Do online labour platforms exploit workers?

In 2017, over half of the world’s population will have joined the Internet. Many of these three and a half billion connected people will look to so-called ‘online labour platforms’, such as Freelancer.com and Fiverr, for work. These platforms allow workers to escape some of the constraints of their local labour markets and find work that they might not otherwise have been able to obtain.

This same ability for clients – potentially located anywhere in the world- to access labour power – also potentially located anywhere – has created a $5 billion market for online work that is served by 48 million workers. In the UK 11% of the labour force earn income from what has become known as the gig economy and 3% do so regularly. Online labour platforms connect individual workers with clients to carry out a wide range of contingent digital projects ranging from data entry to software programming. The Online Labour Index measures the utilisation of online labour platforms and suggests that their use is growing at an annual rate of 36 percent. It has even been suggested that within the next decade, labour platforms will mediate one in three labour transactions.

With colleagues at the Oxford Internet Institute we carried out face-to-face interviews with over 220 online gig workers in the UK, US, Philippines, Malaysia, Vietnam, Kenya, South Africa, Nigeria and Ghana and we also surveyed a further 450 workers from throughout Southeast Asian and Sub-Saharan African. One of our aims has been to investigate whether these online labour platforms are a force for good or whether they are in fact harmful for workers.

We found a number of ways in which online labour platforms were beneficial for workers. For instance, many of the participants had earned more than they would otherwise have been able to in their local labour market. Our interviews and survey data also highlight how these platforms made it possible for workers to access jobs which entailed a high level of autonomy and discretion. Moreover, many workers enjoyed the daily variation created by being able to choose different projects to work on. In fact, the work is often experienced as stimulating, interesting and enriching and involving complex tasks which require a degree of problem-solving. Workers also tend to value the potential flexibility over when and where the work is undertaken. However, in reality, this flexibility can be limited by the need to be available at those times which suit clients (who are often in different time-zones) and by having little choice but to work from their home.

Although online labour platforms have the potential to provide workers with the above benefits, organising work in this way also places a huge amount power over workers into the hands of platforms. Our research finds that workers are often dependent on a single platform for their livelihood and would find it hard to make ends meet without the work it provides. That workers frequently become dependent on a single platform can be explained by two process.

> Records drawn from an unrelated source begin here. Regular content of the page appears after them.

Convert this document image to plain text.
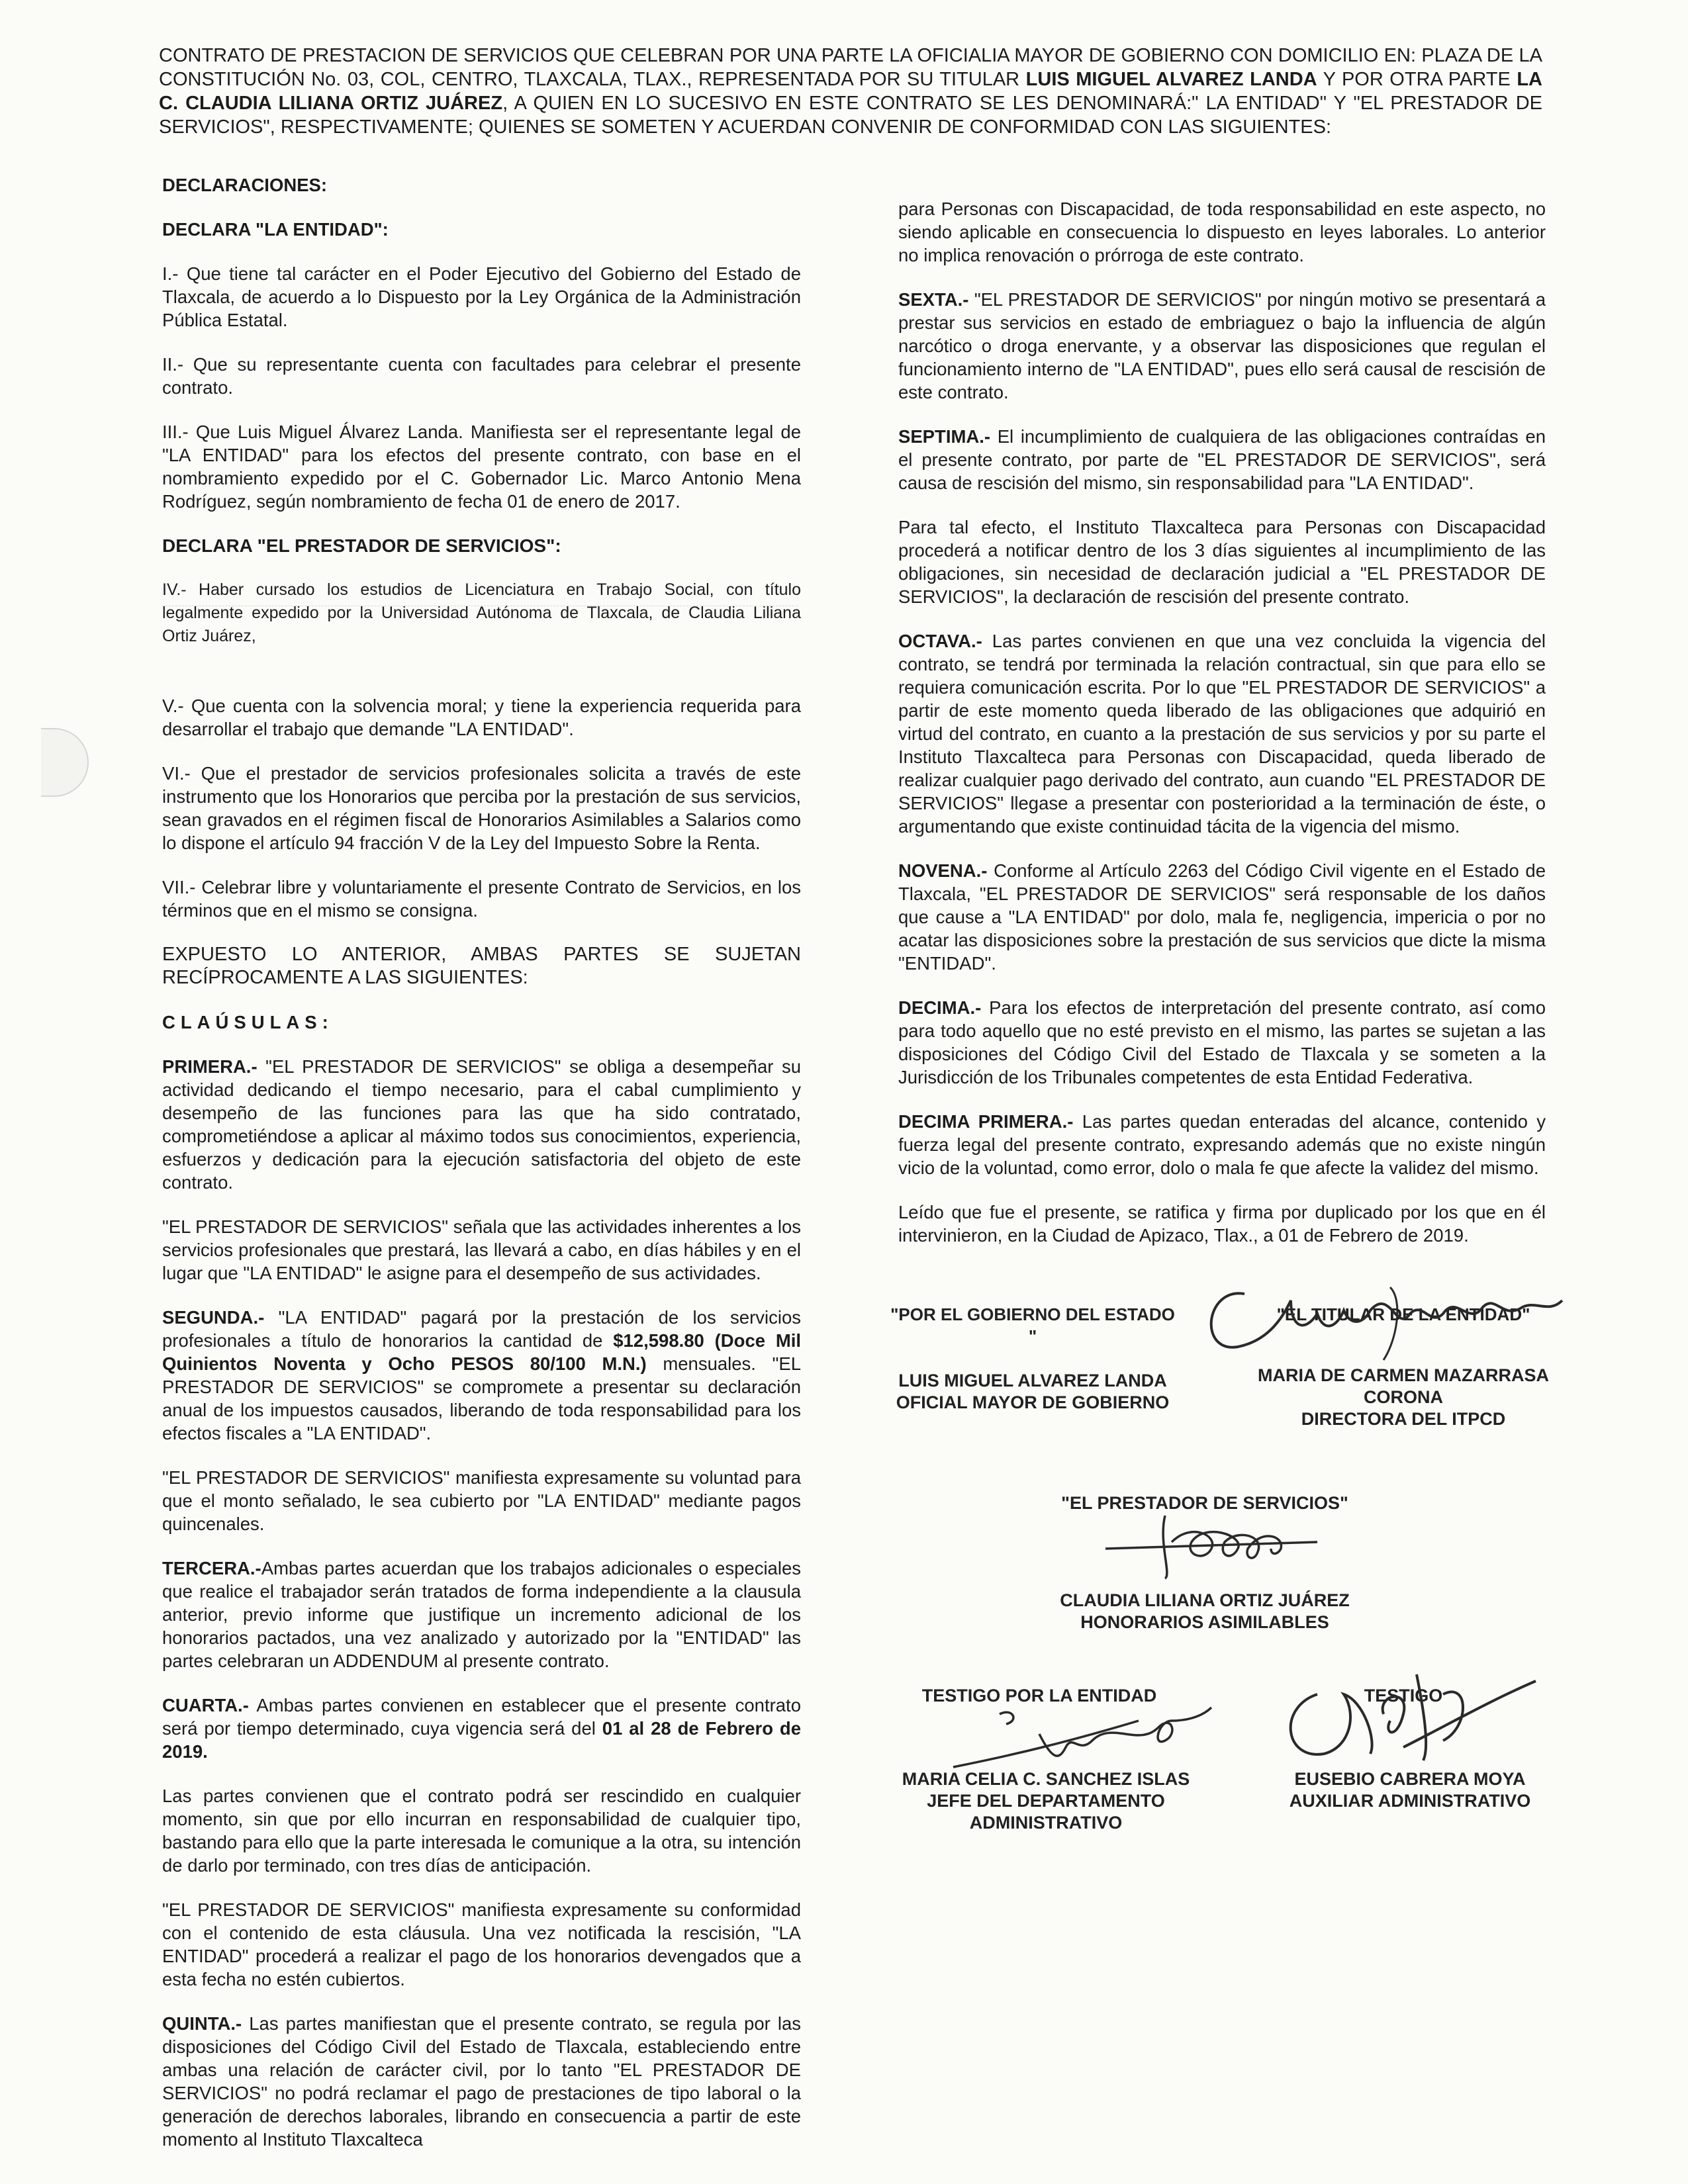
CONTRATO DE PRESTACION DE SERVICIOS QUE CELEBRAN POR UNA PARTE LA OFICIALIA MAYOR DE GOBIERNO CON DOMICILIO EN: PLAZA DE LA CONSTITUCIÓN No. 03, COL, CENTRO, TLAXCALA, TLAX., REPRESENTADA POR SU TITULAR LUIS MIGUEL ALVAREZ LANDA Y POR OTRA PARTE LA C. CLAUDIA LILIANA ORTIZ JUÁREZ, A QUIEN EN LO SUCESIVO EN ESTE CONTRATO SE LES DENOMINARÁ:" LA ENTIDAD" Y "EL PRESTADOR DE SERVICIOS", RESPECTIVAMENTE; QUIENES SE SOMETEN Y ACUERDAN CONVENIR DE CONFORMIDAD CON LAS SIGUIENTES:

DECLARACIONES:

DECLARA "LA ENTIDAD":

I.- Que tiene tal carácter en el Poder Ejecutivo del Gobierno del Estado de Tlaxcala, de acuerdo a lo Dispuesto por la Ley Orgánica de la Administración Pública Estatal.

II.- Que su representante cuenta con facultades para celebrar el presente contrato.

III.- Que Luis Miguel Álvarez Landa. Manifiesta ser el representante legal de "LA ENTIDAD" para los efectos del presente contrato, con base en el nombramiento expedido por el C. Gobernador Lic. Marco Antonio Mena Rodríguez, según nombramiento de fecha 01 de enero de 2017.

DECLARA "EL PRESTADOR DE SERVICIOS":

IV.- Haber cursado los estudios de Licenciatura en Trabajo Social, con título legalmente expedido por la Universidad Autónoma de Tlaxcala, de Claudia Liliana Ortiz Juárez,

V.- Que cuenta con la solvencia moral; y tiene la experiencia requerida para desarrollar el trabajo que demande "LA ENTIDAD".

VI.- Que el prestador de servicios profesionales solicita a través de este instrumento que los Honorarios que perciba por la prestación de sus servicios, sean gravados en el régimen fiscal de Honorarios Asimilables a Salarios como lo dispone el artículo 94 fracción V de la Ley del Impuesto Sobre la Renta.

VII.- Celebrar libre y voluntariamente el presente Contrato de Servicios, en los términos que en el mismo se consigna.

EXPUESTO LO ANTERIOR, AMBAS PARTES SE SUJETAN RECÍPROCAMENTE A LAS SIGUIENTES:

CLAÚSULAS:

PRIMERA.- "EL PRESTADOR DE SERVICIOS" se obliga a desempeñar su actividad dedicando el tiempo necesario, para el cabal cumplimiento y desempeño de las funciones para las que ha sido contratado, comprometiéndose a aplicar al máximo todos sus conocimientos, experiencia, esfuerzos y dedicación para la ejecución satisfactoria del objeto de este contrato.

"EL PRESTADOR DE SERVICIOS" señala que las actividades inherentes a los servicios profesionales que prestará, las llevará a cabo, en días hábiles y en el lugar que "LA ENTIDAD" le asigne para el desempeño de sus actividades.

SEGUNDA.- "LA ENTIDAD" pagará por la prestación de los servicios profesionales a título de honorarios la cantidad de $12,598.80 (Doce Mil Quinientos Noventa y Ocho PESOS 80/100 M.N.) mensuales. "EL PRESTADOR DE SERVICIOS" se compromete a presentar su declaración anual de los impuestos causados, liberando de toda responsabilidad para los efectos fiscales a "LA ENTIDAD".

"EL PRESTADOR DE SERVICIOS" manifiesta expresamente su voluntad para que el monto señalado, le sea cubierto por "LA ENTIDAD" mediante pagos quincenales.

TERCERA.-Ambas partes acuerdan que los trabajos adicionales o especiales que realice el trabajador serán tratados de forma independiente a la clausula anterior, previo informe que justifique un incremento adicional de los honorarios pactados, una vez analizado y autorizado por la "ENTIDAD" las partes celebraran un ADDENDUM al presente contrato.

CUARTA.- Ambas partes convienen en establecer que el presente contrato será por tiempo determinado, cuya vigencia será del 01 al 28 de Febrero de 2019.

Las partes convienen que el contrato podrá ser rescindido en cualquier momento, sin que por ello incurran en responsabilidad de cualquier tipo, bastando para ello que la parte interesada le comunique a la otra, su intención de darlo por terminado, con tres días de anticipación.

"EL PRESTADOR DE SERVICIOS" manifiesta expresamente su conformidad con el contenido de esta cláusula. Una vez notificada la rescisión, "LA ENTIDAD" procederá a realizar el pago de los honorarios devengados que a esta fecha no estén cubiertos.

QUINTA.- Las partes manifiestan que el presente contrato, se regula por las disposiciones del Código Civil del Estado de Tlaxcala, estableciendo entre ambas una relación de carácter civil, por lo tanto "EL PRESTADOR DE SERVICIOS" no podrá reclamar el pago de prestaciones de tipo laboral o la generación de derechos laborales, librando en consecuencia a partir de este momento al Instituto Tlaxcalteca

para Personas con Discapacidad, de toda responsabilidad en este aspecto, no siendo aplicable en consecuencia lo dispuesto en leyes laborales. Lo anterior no implica renovación o prórroga de este contrato.

SEXTA.- "EL PRESTADOR DE SERVICIOS" por ningún motivo se presentará a prestar sus servicios en estado de embriaguez o bajo la influencia de algún narcótico o droga enervante, y a observar las disposiciones que regulan el funcionamiento interno de "LA ENTIDAD", pues ello será causal de rescisión de este contrato.

SEPTIMA.- El incumplimiento de cualquiera de las obligaciones contraídas en el presente contrato, por parte de "EL PRESTADOR DE SERVICIOS", será causa de rescisión del mismo, sin responsabilidad para "LA ENTIDAD".

Para tal efecto, el Instituto Tlaxcalteca para Personas con Discapacidad procederá a notificar dentro de los 3 días siguientes al incumplimiento de las obligaciones, sin necesidad de declaración judicial a "EL PRESTADOR DE SERVICIOS", la declaración de rescisión del presente contrato.

OCTAVA.- Las partes convienen en que una vez concluida la vigencia del contrato, se tendrá por terminada la relación contractual, sin que para ello se requiera comunicación escrita. Por lo que "EL PRESTADOR DE SERVICIOS" a partir de este momento queda liberado de las obligaciones que adquirió en virtud del contrato, en cuanto a la prestación de sus servicios y por su parte el Instituto Tlaxcalteca para Personas con Discapacidad, queda liberado de realizar cualquier pago derivado del contrato, aun cuando "EL PRESTADOR DE SERVICIOS" llegase a presentar con posterioridad a la terminación de éste, o argumentando que existe continuidad tácita de la vigencia del mismo.

NOVENA.- Conforme al Artículo 2263 del Código Civil vigente en el Estado de Tlaxcala, "EL PRESTADOR DE SERVICIOS" será responsable de los daños que cause a "LA ENTIDAD" por dolo, mala fe, negligencia, impericia o por no acatar las disposiciones sobre la prestación de sus servicios que dicte la misma "ENTIDAD".

DECIMA.- Para los efectos de interpretación del presente contrato, así como para todo aquello que no esté previsto en el mismo, las partes se sujetan a las disposiciones del Código Civil del Estado de Tlaxcala y se someten a la Jurisdicción de los Tribunales competentes de esta Entidad Federativa.

DECIMA PRIMERA.- Las partes quedan enteradas del alcance, contenido y fuerza legal del presente contrato, expresando además que no existe ningún vicio de la voluntad, como error, dolo o mala fe que afecte la validez del mismo.

Leído que fue el presente, se ratifica y firma por duplicado por los que en él intervinieron, en la Ciudad de Apizaco, Tlax., a 01 de Febrero de 2019.

"POR EL GOBIERNO DEL ESTADO "
LUIS MIGUEL ALVAREZ LANDA
OFICIAL MAYOR DE GOBIERNO
"EL TITULAR DE LA ENTIDAD"
MARIA DE CARMEN MAZARRASA
CORONA
DIRECTORA DEL ITPCD
"EL PRESTADOR DE SERVICIOS"
CLAUDIA LILIANA ORTIZ JUÁREZ
HONORARIOS ASIMILABLES
TESTIGO POR LA ENTIDAD
MARIA CELIA C. SANCHEZ ISLAS
JEFE DEL DEPARTAMENTO
ADMINISTRATIVO
TESTIGO
EUSEBIO CABRERA MOYA
AUXILIAR ADMINISTRATIVO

First, like other platforms, such as Facebook, online labour platforms benefit from positive network effects. This is a phenomenon whereby each additional user increases the benefits of the platform for all users. For example, a social media or auction platform is of more value to its users the more users there are. In this case, each additional client and worker increases the benefit of being on the platform for all users by increasing the absolute demand for workers and the total supply of skills.